Repsol hires ‘Rowan Stavanger’ for Varg P&A

Spanish oil firm Repsol has hired the Rowan Stavanger jack-up rig for work off Norway.

According to, a Norwegian language energy news website, Repsol will use the rig for plugging and abandonment work at its Varg field, located in the North Sea offshore Norway. The rig has been out of work since mid-2015.

Following this report, Offshore Energy Today has reached out to Repsol seeking confirmation and further details about the contract. In an emailed response, a spokesperson for Repsol confirmed the jack-up will perform P&A activities on the Varg field under a contract estimated to last approximately 200 days.
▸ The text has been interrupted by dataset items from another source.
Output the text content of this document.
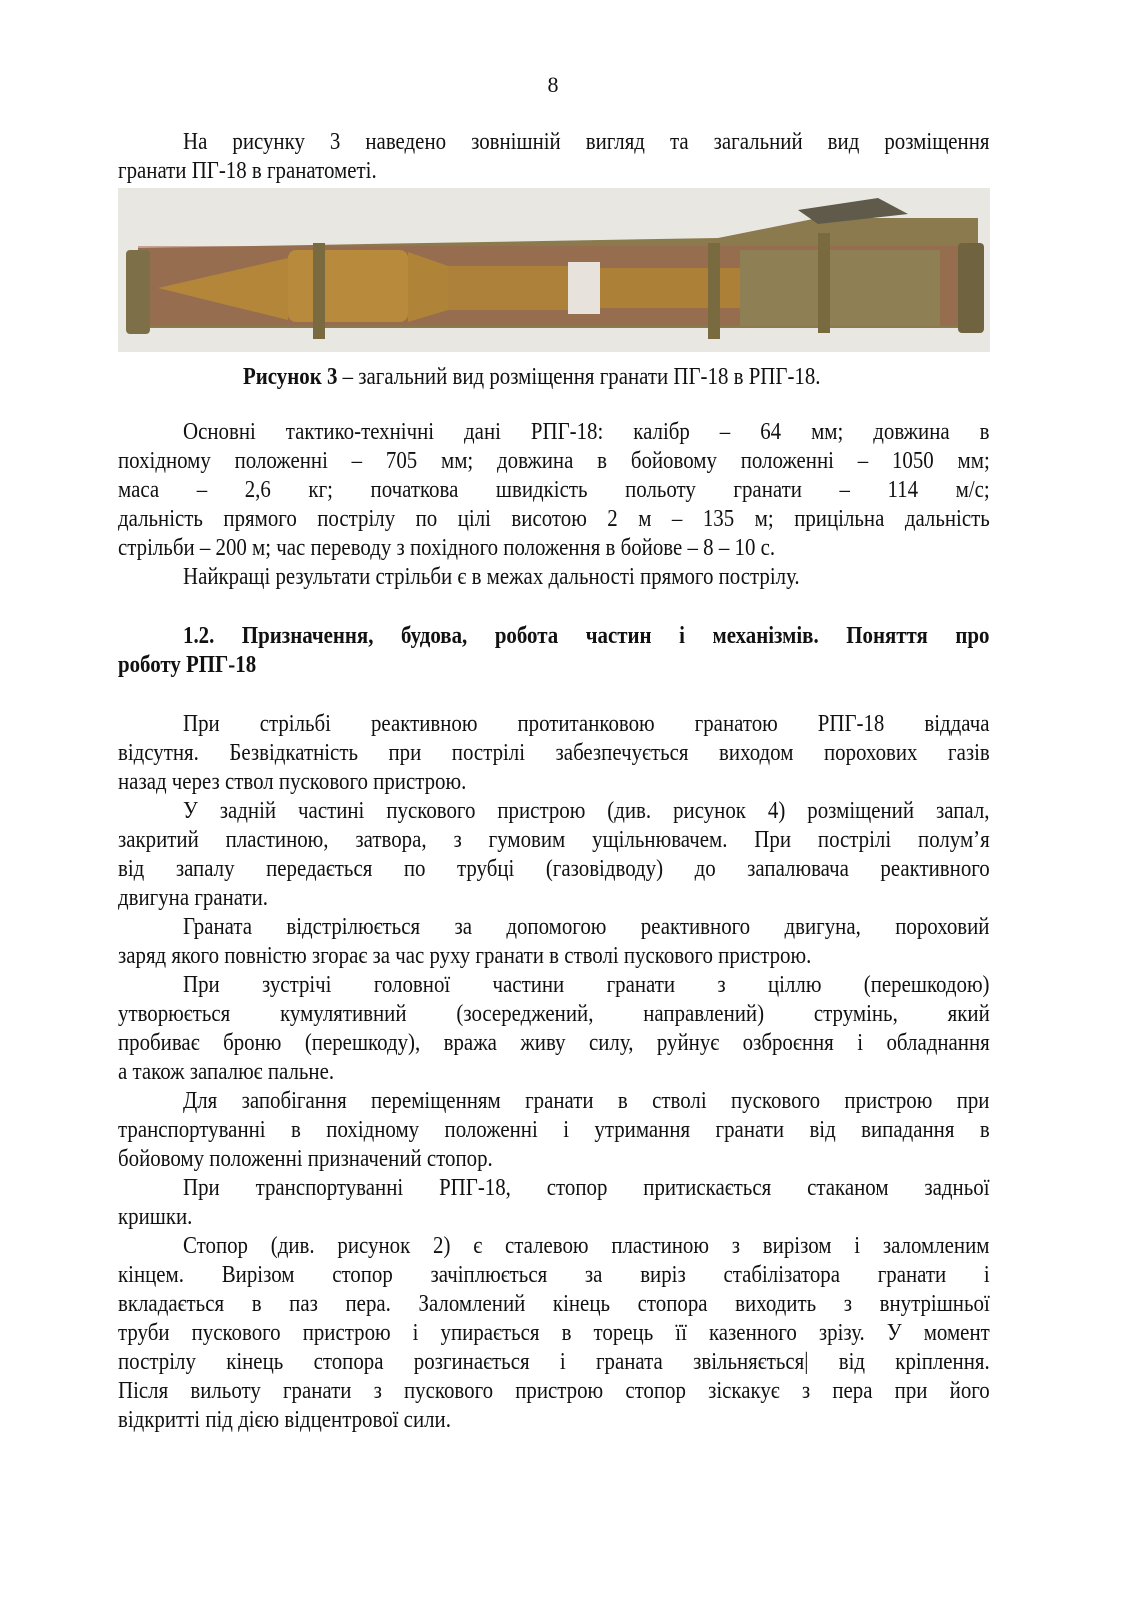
8
Рисунок 3 – загальний вид розміщення гранати ПГ-18 в РПГ-18.
На рисунку 3 наведено зовнішній вигляд та загальний вид розміщення
гранати ПГ-18 в гранатометі.
Основні тактико-технічні дані РПГ-18: калібр – 64 мм; довжина в
похідному положенні – 705 мм; довжина в бойовому положенні – 1050 мм;
маса – 2,6 кг; початкова швидкість польоту гранати – 114 м/с;
дальність прямого пострілу по цілі висотою 2 м – 135 м; прицільна дальність
стрільби – 200 м; час переводу з похідного положення в бойове – 8 – 10 с.
Найкращі результати стрільби є в межах дальності прямого пострілу.
1.2. Призначення, будова, робота частин і механізмів. Поняття про
роботу РПГ-18
При стрільбі реактивною протитанковою гранатою РПГ-18 віддача
відсутня. Безвідкатність при пострілі забезпечується виходом порохових газів
назад через ствол пускового пристрою.
У задній частині пускового пристрою (див. рисунок 4) розміщений запал,
закритий пластиною, затвора, з гумовим ущільнювачем. При пострілі полум’я
від запалу передається по трубці (газовідводу) до запалювача реактивного
двигуна гранати.
Граната відстрілюється за допомогою реактивного двигуна, пороховий
заряд якого повністю згорає за час руху гранати в стволі пускового пристрою.
При зустрічі головної частини гранати з ціллю (перешкодою)
утворюється кумулятивний (зосереджений, направлений) струмінь, який
пробиває броню (перешкоду), вража живу силу, руйнує озброєння і обладнання
а також запалює пальне.
Для запобігання переміщенням гранати в стволі пускового пристрою при
транспортуванні в похідному положенні і утримання гранати від випадання в
бойовому положенні призначений стопор.
При транспортуванні РПГ-18, стопор притискається стаканом задньої
кришки.
Стопор (див. рисунок 2) є сталевою пластиною з вирізом і заломленим
кінцем. Вирізом стопор зачіплюється за виріз стабілізатора гранати і
вкладається в паз пера. Заломлений кінець стопора виходить з внутрішньої
труби пускового пристрою і упирається в торець її казенного зрізу. У момент
пострілу кінець стопора розгинається і граната звільняється| від кріплення.
Після вильоту гранати з пускового пристрою стопор зіскакує з пера при його
відкритті під дією відцентрової сили.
The spokesperson further said the deal is estimated to start in 3/4Q 2017.


End of the road for Varg


To remind, a little over a year ago, Norwegian authorities gave Repsol consent for the removal of the Petrojarl Varg FPSO and subsea structures on the Varg field,

Previously, Spanish oil and gas company Repsol decided to shut down the Varg field as it was no longer considered profitable.

Repsol became the operator of the Varg field following its 2015 buy-out of Talisman, which had been the operator since 2005.

The field was developed using the Varg A wellhead facility, subsea structures and the Petrojarl Varg FPSO. Production from the field began in 1998.

The shutdown of Varg entails the removal of Petrojarl Varg FPSO and the subsea structures on the field.

According a May 2016 statement by the Norwegian offshore safety authorities, the Varg A wellhead facility will remain in place while plugging and removal of the wells takes place.

This is exactly what the Rowan Stavanger has been hired for. In addition, Repsol already contracted DeepOcean for provision of engineering, procurement, removal and disposal (EPRD) of Varg subsea facilities.

Regarding the fate of the FPSO, Teekay, the company that owns the FPSO Varg, recently informed it would cut its workforce by 70 positions due to a contract loss with Repsol.

Petrojarl Varg is a ship-shaped, turret moored, FPSO delivered in 1998. The FPSO has a storage capacity of 470,000 bbls and accommodation for 77 persons.

The plan was for the FPSO to go into layup, however, the unit shouldn’t be out of work for long, as Alpha Petroleum has shown interest in deploying the FPSO at its Cheviot field offshore UK, with the expected production start in 2018.